Macular Corneal Dystrophy Treatment & Management
- Author: Natalie A Afshari, MD, MA, FACS; Chief Editor: Hampton Roy, Sr, MD more...
When recurrent corneal erosions occur with macular corneal dystrophy, they are treated like any other form of recurrent corneal erosion. Under the care of an ophthalmologist, bandage contact lens along with antibiotics can be prescribed. Alternatively, patching with an antibiotic ointment or frequent application of an antibiotic ointment can be used.
Once the acute episode of recurrent corneal erosions has resolved, preventive treatment may include sodium chloride 5% drops (eg, Muro 128) or artificial tear lubricating drops during the day and sodium chloride 5% ointment (eg, Muro 128) or lubricating ointment at bedtime.

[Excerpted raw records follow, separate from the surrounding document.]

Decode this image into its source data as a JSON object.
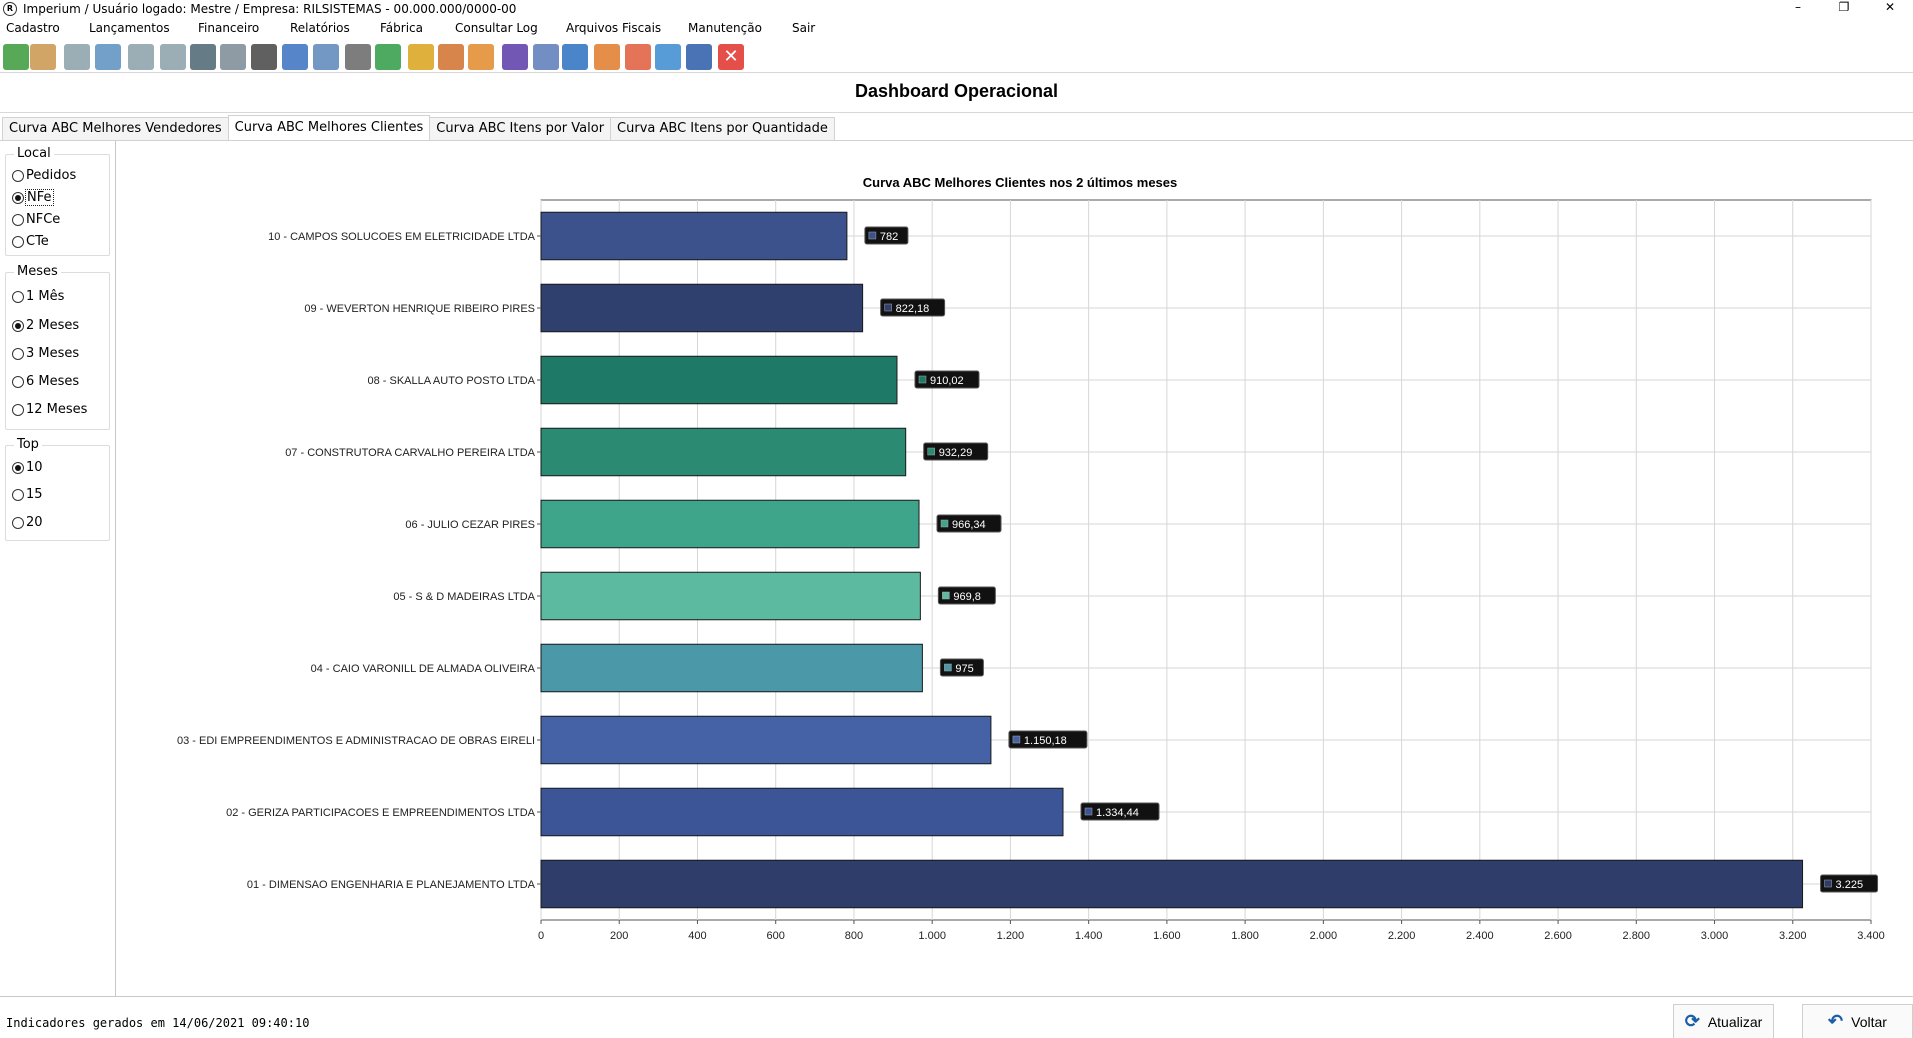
{
  "window": {
    "title": "Imperium / Usuário logado: Mestre   /   Empresa: RILSISTEMAS - 00.000.000/0000-00",
    "controls": [
      "–",
      "❐",
      "✕"
    ]
  },
  "menu": [
    "Cadastro",
    "Lançamentos",
    "Financeiro",
    "Relatórios",
    "Fábrica",
    "Consultar Log",
    "Arquivos Fiscais",
    "Manutenção",
    "Sair"
  ],
  "toolbar": {
    "icons": [
      {
        "name": "book-icon",
        "color": "#3a9a3a"
      },
      {
        "name": "users-icon",
        "color": "#c9954a"
      },
      {
        "name": "tag-icon",
        "color": "#8aa0a8"
      },
      {
        "name": "dfe-icon",
        "color": "#5a8fbf"
      },
      {
        "name": "tag2-icon",
        "color": "#8aa0a8"
      },
      {
        "name": "tag3-icon",
        "color": "#8aa0a8"
      },
      {
        "name": "notebook-icon",
        "color": "#4a6470"
      },
      {
        "name": "safe-icon",
        "color": "#7a8a95"
      },
      {
        "name": "barcode-icon",
        "color": "#444444"
      },
      {
        "name": "card-icon",
        "color": "#3a70c0"
      },
      {
        "name": "check-icon",
        "color": "#5a86b8"
      },
      {
        "name": "cheque-icon",
        "color": "#666666"
      },
      {
        "name": "money-up-icon",
        "color": "#2f9a45"
      },
      {
        "name": "money-down-icon",
        "color": "#d9a21a"
      },
      {
        "name": "factory-icon",
        "color": "#d0702a"
      },
      {
        "name": "sintegra-icon",
        "color": "#e08a2a"
      },
      {
        "name": "email-icon",
        "color": "#5a3aa8"
      },
      {
        "name": "report-icon",
        "color": "#5a7ab8"
      },
      {
        "name": "search-icon",
        "color": "#2a6fc0"
      },
      {
        "name": "person-icon",
        "color": "#e07a2a"
      },
      {
        "name": "person2-icon",
        "color": "#e05a3a"
      },
      {
        "name": "line-chart-icon",
        "color": "#3a8ad0"
      },
      {
        "name": "bar-chart-icon",
        "color": "#2a5aa8"
      },
      {
        "name": "close-icon",
        "color": "#e0322a"
      }
    ]
  },
  "page_title": "Dashboard Operacional",
  "tabs": [
    {
      "label": "Curva ABC Melhores Vendedores",
      "active": false
    },
    {
      "label": "Curva ABC Melhores Clientes",
      "active": true
    },
    {
      "label": "Curva ABC Itens por Valor",
      "active": false
    },
    {
      "label": "Curva ABC Itens por Quantidade",
      "active": false
    }
  ],
  "filters": {
    "local": {
      "title": "Local",
      "options": [
        "Pedidos",
        "NFe",
        "NFCe",
        "CTe"
      ],
      "selected": 1
    },
    "meses": {
      "title": "Meses",
      "options": [
        "1 Mês",
        "2 Meses",
        "3 Meses",
        "6 Meses",
        "12 Meses"
      ],
      "selected": 1
    },
    "top": {
      "title": "Top",
      "options": [
        "10",
        "15",
        "20"
      ],
      "selected": 0
    }
  },
  "chart_data": {
    "type": "bar",
    "orientation": "horizontal",
    "title": "Curva ABC Melhores Clientes nos 2 últimos meses",
    "categories": [
      "10 - CAMPOS SOLUCOES EM ELETRICIDADE LTDA",
      "09 - WEVERTON HENRIQUE RIBEIRO PIRES",
      "08 - SKALLA AUTO POSTO LTDA",
      "07 - CONSTRUTORA CARVALHO PEREIRA LTDA",
      "06 - JULIO CEZAR PIRES",
      "05 - S & D MADEIRAS LTDA",
      "04 - CAIO VARONILL DE ALMADA OLIVEIRA",
      "03 - EDI EMPREENDIMENTOS E ADMINISTRACAO DE OBRAS EIRELI",
      "02 - GERIZA PARTICIPACOES E EMPREENDIMENTOS LTDA",
      "01 - DIMENSAO ENGENHARIA E PLANEJAMENTO LTDA"
    ],
    "values": [
      782,
      822.18,
      910.02,
      932.29,
      966.34,
      969.8,
      975,
      1150.18,
      1334.44,
      3225
    ],
    "value_labels": [
      "782",
      "822,18",
      "910,02",
      "932,29",
      "966,34",
      "969,8",
      "975",
      "1.150,18",
      "1.334,44",
      "3.225"
    ],
    "colors": [
      "#3c528c",
      "#2f3f6e",
      "#1e7a66",
      "#2a8a72",
      "#3ea48a",
      "#5bbaa0",
      "#4a98a8",
      "#4562a6",
      "#3c5596",
      "#2e3d6a"
    ],
    "xlim": [
      0,
      3400
    ],
    "ticks": [
      0,
      200,
      400,
      600,
      800,
      1000,
      1200,
      1400,
      1600,
      1800,
      2000,
      2200,
      2400,
      2600,
      2800,
      3000,
      3200,
      3400
    ],
    "tick_labels": [
      "0",
      "200",
      "400",
      "600",
      "800",
      "1.000",
      "1.200",
      "1.400",
      "1.600",
      "1.800",
      "2.000",
      "2.200",
      "2.400",
      "2.600",
      "2.800",
      "3.000",
      "3.200",
      "3.400"
    ],
    "grid": true
  },
  "status": {
    "text": "Indicadores gerados em 14/06/2021 09:40:10"
  },
  "buttons": {
    "atualizar": "Atualizar",
    "voltar": "Voltar"
  }
}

If recurrent corneal erosions occur despite medical therapy, then excimer laser phototherapeutic keratectomy (PTK) may be considered.
Sunglasses are often helpful for severe glare symptoms.
Excessive corneal erosions or a mild visual decrease can be treated with excimer laser PTK, which works best when the opacities are superficial. The excimer laser removes superficial corneal opacities, smooths the corneal surface, and allows the epithelium to re-adhere more tightly.
If visual acuity worsens and the opacities are deep, lamellar or full-thickness corneal transplantation can be performed. Although the success rate for corneal transplantation is high, macular corneal dystrophy deposits can recur with time.
The use of fibrin glue in lamellar therapeutic keratectomy for the treatment of anterior corneal opacities has been assessed as safe and effective for attachment. However, the technique needs to be refined for ease and safety.